I used to work for the Washington State School Directors’ Association as a lobbyist years ago, and I did that long enough to learn that the way we pay for schools is seriously flawed. We need to take apart the whole school financing system and put it back together again. Teachers aren’t paid enough, there’s too much bureaucracy, and even though we’re constitutionally obligated to prioritize it, we’re not fully funding eduction.
So when our urban schools don’t work, or even if the perception is that they don’t work people will pay more for housing in places that have better schools. Here’s a bit from another study on how people make trade offs on schools:
Households with school-aged children are attracted to locations with high school quality and high-income neighbors, while choosing older houses (with more bedrooms). In other words, they make a trade-off by choosing older houses—less expensive homes in the housing market—in order to live in these preferred locations. Second, middle-income households with school-aged children are more likely to choose these same preferred locations, but they tend to choose older and smaller houses with more rooms.
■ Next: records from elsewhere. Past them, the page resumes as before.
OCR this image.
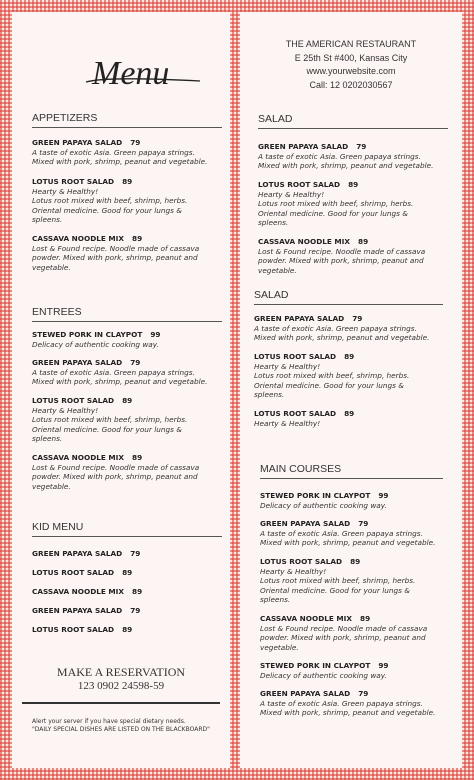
Menu
APPETIZERS
GREEN PAPAYA SALAD 79
A taste of exotic Asia. Green papaya strings.
Mixed with pork, shrimp, peanut and vegetable.
LOTUS ROOT SALAD 89
Hearty & Healthy!
Lotus root mixed with beef, shrimp, herbs.
Oriental medicine. Good for your lungs &
spleens.
CASSAVA NOODLE MIX 89
Lost & Found recipe. Noodle made of cassava
powder. Mixed with pork, shrimp, peanut and
vegetable.
ENTREES
STEWED PORK IN CLAYPOT 99
Delicacy of authentic cooking way.
GREEN PAPAYA SALAD 79
A taste of exotic Asia. Green papaya strings.
Mixed with pork, shrimp, peanut and vegetable.
LOTUS ROOT SALAD 89
Hearty & Healthy!
Lotus root mixed with beef, shrimp, herbs.
Oriental medicine. Good for your lungs &
spleens.
CASSAVA NOODLE MIX 89
Lost & Found recipe. Noodle made of cassava
powder. Mixed with pork, shrimp, peanut and
vegetable.
KID MENU
GREEN PAPAYA SALAD 79
LOTUS ROOT SALAD 89
CASSAVA NOODLE MIX 89
GREEN PAPAYA SALAD 79
LOTUS ROOT SALAD 89
MAKE A RESERVATION
123 0902 24598-59
Alert your server if you have special dietary needs.
"DAILY SPECIAL DISHES ARE LISTED ON THE BLACKBOARD"
THE AMERICAN RESTAURANT
E 25th St #400, Kansas City
www.yourwebsite.com
Call: 12 0202030567
SALAD
GREEN PAPAYA SALAD 79
A taste of exotic Asia. Green papaya strings.
Mixed with pork, shrimp, peanut and vegetable.
LOTUS ROOT SALAD 89
Hearty & Healthy!
Lotus root mixed with beef, shrimp, herbs.
Oriental medicine. Good for your lungs &
spleens.
CASSAVA NOODLE MIX 89
Lost & Found recipe. Noodle made of cassava
powder. Mixed with pork, shrimp, peanut and
vegetable.
SALAD
GREEN PAPAYA SALAD 79
A taste of exotic Asia. Green papaya strings.
Mixed with pork, shrimp, peanut and vegetable.
LOTUS ROOT SALAD 89
Hearty & Healthy!
Lotus root mixed with beef, shrimp, herbs.
Oriental medicine. Good for your lungs &
spleens.
LOTUS ROOT SALAD 89
Hearty & Healthy!
MAIN COURSES
STEWED PORK IN CLAYPOT 99
Delicacy of authentic cooking way.
GREEN PAPAYA SALAD 79
A taste of exotic Asia. Green papaya strings.
Mixed with pork, shrimp, peanut and vegetable.
LOTUS ROOT SALAD 89
Hearty & Healthy!
Lotus root mixed with beef, shrimp, herbs.
Oriental medicine. Good for your lungs &
spleens.
CASSAVA NOODLE MIX 89
Lost & Found recipe. Noodle made of cassava
powder. Mixed with pork, shrimp, peanut and
vegetable.
STEWED PORK IN CLAYPOT 99
Delicacy of authentic cooking way.
GREEN PAPAYA SALAD 79
A taste of exotic Asia. Green papaya strings.
Mixed with pork, shrimp, peanut and vegetable.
As expected, their relatively limited incomes seem to stimulate the trade-off between locationand housing quality.
This study was looking at housing quality, finding that people will sacrifice quality to get close to good schools and other things that improve social status. I’d argue that if we looked at issues of quality beyond number of rooms we’d find that location would be a significant sacrifice. In other words, quality includes the distance a family has to drive to work and family and other things in order to live close to good schools.
The idea that people move to sprawling exurbs for the schools is not new, but the idea that sprawl prevention includes investing more money in educational infrastructure isn’t often made. I’d go a step further, bad schools in dense urban areas can help contribute significantly to sprawl by inducing households to move to locations that induce more driving and therefore push demands for more highways. That’s why a vote FOR the levy is a vote AGAINST sprawl.
The current Families & Education Levy has already helped thousands of Seattle’s kids. Since 2005:
- Levy-funded middle school students show a 21% increase in meeting math standards, and a 13%increase in meeting reading standards;
- The 17,410 students who used school-based health clinics funded by the Levy have fewer absences, higher GPAs, and are less likely to drop out of school;
- Over 40,000 kids received a range of physical & mental health services critical to success in school and life.